Bisti Badlands
"J'ai marché vingt minutes et le parking a disparu — j'étais seul dans un paysage qui ressemblait au rêve fiévreux de quelqu'un d'autre."
Il n’y a pas de panneaux pour les Bisti Badlands sur la route. On quitte la route asphaltée pour une piste de terre que le GPS insiste à dire n’existe pas, on rebondit pendant plusieurs kilomètres à travers le désert arbustif et les pompes à pétrole, et on arrive à un petit parking du BLM avec des toilettes sèches et un panneau de départ de sentier. Au-delà : rien. Pas de sentier. Pas de carte sur un poteau. On marche dans le paysage et on se débrouille, ce à quoi je ne m’attendais pas. Le BLM gère cet endroit comme une zone sauvage au sens le plus littéral — si on n’apporte pas d’eau, une boussole ou une trace GPS, et la volonté de naviguer par repères, on aura un problème. Je n’avais pas pleinement compris cela avant d’y aller et les vingt premières minutes ont été un peu déstabilisantes.
Puis les formations ont commencé à apparaître. Des hoodoos — des colonnes de roche érodées coiffées d’une pierre plus dure qui résiste à l’altération et protège le matériau plus tendre en dessous — dans des formes qui défient les noms que j’ai essayé de leur donner. Certains ressemblent à des champignons de cinq mètres de haut, leurs chapeaux en équilibre de façon impossible. Certains ressemblent à des silhouettes, ou des visages, ou des choses sans précédent. La roche est en couches de couleurs : gris, noir, ocre, rouge rouille, jaune pâle, un blanc verdâtre que j’ai appris plus tard provenir de cendres volcaniques déposées pendant le Crétacé. Des morceaux de bois pétrifié jonchent la surface — les restes d’une forêt subtropicale qui couvrait cette région il y a soixante-dix millions d’années.

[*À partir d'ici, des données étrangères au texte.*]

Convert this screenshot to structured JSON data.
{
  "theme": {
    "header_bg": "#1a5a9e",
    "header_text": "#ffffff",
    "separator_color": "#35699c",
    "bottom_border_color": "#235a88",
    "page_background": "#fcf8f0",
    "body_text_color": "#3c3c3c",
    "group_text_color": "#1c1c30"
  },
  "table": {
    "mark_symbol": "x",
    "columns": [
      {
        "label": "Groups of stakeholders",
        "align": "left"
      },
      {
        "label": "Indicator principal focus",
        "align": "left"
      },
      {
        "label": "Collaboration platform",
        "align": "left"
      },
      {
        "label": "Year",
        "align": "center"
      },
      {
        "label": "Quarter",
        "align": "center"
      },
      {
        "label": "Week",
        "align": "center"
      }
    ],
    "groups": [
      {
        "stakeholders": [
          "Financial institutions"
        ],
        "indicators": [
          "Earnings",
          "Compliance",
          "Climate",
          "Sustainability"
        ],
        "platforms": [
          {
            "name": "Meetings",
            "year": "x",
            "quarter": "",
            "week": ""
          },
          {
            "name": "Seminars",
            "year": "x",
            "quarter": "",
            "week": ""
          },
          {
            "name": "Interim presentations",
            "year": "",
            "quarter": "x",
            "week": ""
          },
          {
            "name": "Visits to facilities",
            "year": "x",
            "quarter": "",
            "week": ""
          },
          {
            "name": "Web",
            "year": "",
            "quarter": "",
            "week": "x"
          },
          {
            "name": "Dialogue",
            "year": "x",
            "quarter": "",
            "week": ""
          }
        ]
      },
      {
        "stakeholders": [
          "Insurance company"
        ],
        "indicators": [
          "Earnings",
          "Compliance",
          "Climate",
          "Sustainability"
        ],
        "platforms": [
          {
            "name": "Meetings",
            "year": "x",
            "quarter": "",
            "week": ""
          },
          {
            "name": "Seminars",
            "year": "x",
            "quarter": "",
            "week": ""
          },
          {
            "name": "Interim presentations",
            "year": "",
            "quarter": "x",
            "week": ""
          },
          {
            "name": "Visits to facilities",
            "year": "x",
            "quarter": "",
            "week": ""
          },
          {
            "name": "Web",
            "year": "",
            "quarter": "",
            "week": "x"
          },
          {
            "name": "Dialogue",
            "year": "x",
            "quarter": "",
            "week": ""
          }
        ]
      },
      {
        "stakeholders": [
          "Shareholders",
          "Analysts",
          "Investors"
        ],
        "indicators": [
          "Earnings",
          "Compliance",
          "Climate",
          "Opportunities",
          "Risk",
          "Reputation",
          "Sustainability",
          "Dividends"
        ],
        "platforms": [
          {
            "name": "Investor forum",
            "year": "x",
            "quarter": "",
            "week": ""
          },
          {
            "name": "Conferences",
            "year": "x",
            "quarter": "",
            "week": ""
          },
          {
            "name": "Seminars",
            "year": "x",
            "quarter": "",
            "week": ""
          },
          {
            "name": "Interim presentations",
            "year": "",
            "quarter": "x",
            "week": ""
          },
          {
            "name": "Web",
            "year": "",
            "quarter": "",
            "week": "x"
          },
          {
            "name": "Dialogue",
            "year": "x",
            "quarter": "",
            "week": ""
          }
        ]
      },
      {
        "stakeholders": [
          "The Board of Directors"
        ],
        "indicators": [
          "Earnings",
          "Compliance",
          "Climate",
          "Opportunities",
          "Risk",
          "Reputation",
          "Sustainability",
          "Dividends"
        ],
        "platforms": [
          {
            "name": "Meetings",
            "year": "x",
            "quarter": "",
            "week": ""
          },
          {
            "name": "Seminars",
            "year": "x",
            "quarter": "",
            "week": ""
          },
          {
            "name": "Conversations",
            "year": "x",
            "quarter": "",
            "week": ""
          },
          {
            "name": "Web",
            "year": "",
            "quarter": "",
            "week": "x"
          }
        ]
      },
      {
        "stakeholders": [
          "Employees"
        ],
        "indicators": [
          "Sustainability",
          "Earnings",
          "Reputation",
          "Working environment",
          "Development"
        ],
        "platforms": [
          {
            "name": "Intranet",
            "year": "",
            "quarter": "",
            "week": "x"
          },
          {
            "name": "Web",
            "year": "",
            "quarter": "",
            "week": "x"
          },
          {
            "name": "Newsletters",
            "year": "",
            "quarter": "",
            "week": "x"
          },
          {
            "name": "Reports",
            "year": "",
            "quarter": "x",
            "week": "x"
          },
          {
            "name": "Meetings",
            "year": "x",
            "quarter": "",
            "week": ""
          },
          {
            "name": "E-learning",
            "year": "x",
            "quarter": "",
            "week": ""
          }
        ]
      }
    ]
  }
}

Le silence est la première chose qu’on remarque quand on s’arrête de marcher, puis le vent, puis l’absence totale de tout son humain — pas d’avions, pas de bourdonnement d’autoroute, rien. La Nation Navajo borde la zone sauvage à l’ouest et la région des Quatre Coins commence à proximité, et ce coin du nord-ouest du Nouveau-Mexique a une spaciosité qui est catégoriquement différente des paysages plus fréquentés autour de Santa Fe et de Taos. J’y étais un mardi d’octobre et j’ai vu trois autres personnes dans la journée, et elles étaient à un kilomètre dans un drainage différent et nous n’avons jamais parlé.
Ce qui m’a le plus ému, c’est une section que j’ai trouvée après environ quatre-vingt-dix minutes d’errance — un creux de bad-lands sévèrement érodés où l’argile s’était séchée en une mosaïque craquelée de gris et de noir et où des dizaines de petits hoodoos se dressaient à différentes hauteurs, à contre-jour du soleil de l’après-midi. Je me suis assis au milieu et je suis resté un moment. La lumière était extraordinaire : plate et diffuse à travers une haute couverture nuageuse, pas d’ombres mais pas non plus d’éblouissement, tout également éclairé. J’ai essayé de prendre des photos mais elles ressemblaient aux photos de quelqu’un d’autre d’un endroit où je n’avais pas vraiment été. Certains endroits résistent à la documentation.

Le Bisti fait partie d’une zone sauvage plus grande appelée De-Na-Zin Wilderness, et les deux sections sont séparées par une route mais partagent le même caractère. De-Na-Zin a des formations différentes — plus de crêtes en dos de dragon, moins de concentration de hoodoos — et est encore moins visitée. La plupart des gens qui viennent au Bisti se concentrent sur la célèbre formation des “œufs fissurés”, qui nécessite quelque navigation et un peu de chance, car les œufs (grandes concrétions sphériques) se déplacent ou s’érodent entre les visites. Une trace GPS actuelle téléchargée depuis une application de randonnée avant de perdre le réseau est la réponse pratique.
Quand y aller : De mars à mai et de septembre à novembre. La chaleur estivale dans le bassin de San Juan est sérieuse et le paysage exposé n’offre absolument aucune ombre. L’hiver est faisable par temps clair mais nécessite de surveiller les conditions de la route — la piste de terre devient une boue infranchissable après la pluie ou la neige. Apportez toujours plus d’eau que vous pensez en avoir besoin.